I received many hugs on our last day of class from these wonderful young poets as well as the thanks of many parents who commented, "You brought poetry into our home," and "XXXX loved writing poetry so much that she wrote in her pajamas before starting school" and "I can't get XXXXX to stop writing poems!"

Those comments are more than adequate reward for putting heart and soul into teaching these young poets. My hope and prayer for them is that they will keep writing poetry long after our class ends and that poetry will continue to be a force in their lives long past this year's class.

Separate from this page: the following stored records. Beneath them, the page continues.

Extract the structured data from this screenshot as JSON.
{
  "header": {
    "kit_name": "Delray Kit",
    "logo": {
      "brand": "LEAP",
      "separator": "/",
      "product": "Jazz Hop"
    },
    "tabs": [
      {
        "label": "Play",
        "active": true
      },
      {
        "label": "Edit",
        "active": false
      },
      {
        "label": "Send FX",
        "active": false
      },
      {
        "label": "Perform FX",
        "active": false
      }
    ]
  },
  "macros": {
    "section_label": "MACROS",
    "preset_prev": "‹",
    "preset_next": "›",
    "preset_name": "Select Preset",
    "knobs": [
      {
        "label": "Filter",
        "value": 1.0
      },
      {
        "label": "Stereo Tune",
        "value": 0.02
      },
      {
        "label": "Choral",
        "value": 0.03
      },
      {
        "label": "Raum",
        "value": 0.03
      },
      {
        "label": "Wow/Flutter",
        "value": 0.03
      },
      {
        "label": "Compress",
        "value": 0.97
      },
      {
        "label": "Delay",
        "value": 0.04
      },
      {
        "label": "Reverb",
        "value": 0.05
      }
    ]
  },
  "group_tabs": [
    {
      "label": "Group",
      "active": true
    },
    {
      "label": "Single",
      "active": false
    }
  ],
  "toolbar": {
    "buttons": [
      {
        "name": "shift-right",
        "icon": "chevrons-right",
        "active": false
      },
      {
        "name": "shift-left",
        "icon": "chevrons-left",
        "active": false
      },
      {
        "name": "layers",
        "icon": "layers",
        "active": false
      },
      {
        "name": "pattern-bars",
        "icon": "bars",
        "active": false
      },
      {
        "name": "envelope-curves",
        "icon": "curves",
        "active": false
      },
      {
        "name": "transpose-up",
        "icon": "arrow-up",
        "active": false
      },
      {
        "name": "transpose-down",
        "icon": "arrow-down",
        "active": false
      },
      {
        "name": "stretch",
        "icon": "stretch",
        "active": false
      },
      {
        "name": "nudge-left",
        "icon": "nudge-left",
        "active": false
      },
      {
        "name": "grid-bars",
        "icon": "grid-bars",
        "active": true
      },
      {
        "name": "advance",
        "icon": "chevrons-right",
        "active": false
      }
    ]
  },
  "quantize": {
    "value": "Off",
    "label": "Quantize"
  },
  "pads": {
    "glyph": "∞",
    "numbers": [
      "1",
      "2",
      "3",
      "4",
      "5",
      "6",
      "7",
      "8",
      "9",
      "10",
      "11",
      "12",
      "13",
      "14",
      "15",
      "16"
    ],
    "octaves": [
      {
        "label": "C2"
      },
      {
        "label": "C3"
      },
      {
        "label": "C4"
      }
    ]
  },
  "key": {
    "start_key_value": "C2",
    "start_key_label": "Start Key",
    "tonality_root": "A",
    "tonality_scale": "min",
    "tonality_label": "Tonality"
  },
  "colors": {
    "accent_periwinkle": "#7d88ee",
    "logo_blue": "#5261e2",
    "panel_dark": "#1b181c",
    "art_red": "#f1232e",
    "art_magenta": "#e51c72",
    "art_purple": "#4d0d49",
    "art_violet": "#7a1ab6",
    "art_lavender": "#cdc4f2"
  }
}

From Gilbert and Sullivan's The Pirates of Penzance:
Hail, Poetry, thou heav'n-born maid!
Thou gildest e'en the pirate's trade.
Hail, flowing fount of sentiment!
All hail, all hail, divine emollient!

Addendum: 11 June 2016:
Last night I attended the high school graduation ceremony of Heritage Christian School, and I watched many of the students from that 2009-2010 4th-6th grade Poetry Class graduate. Over the last two years, many, if not most, of these young poetry students spent another year with me in Expository Essay (11th and 12th grades only), applying their poetry skills to the Poetry Explication Essay and earning extra credit with their own original poems, as well as writing nine other formal essays over the course of the school year. Yes, out of the 80+ seniors who graduated last night, 18 had come through one of my classes, either Poetry, Discussing Shakespeare, or Expository Essay.

Once I get caught up with my Brave Writer class, I'll post here about my "retirement" from teaching Class Day, a volunteer position that I took on starting nineteen years ago in 1997.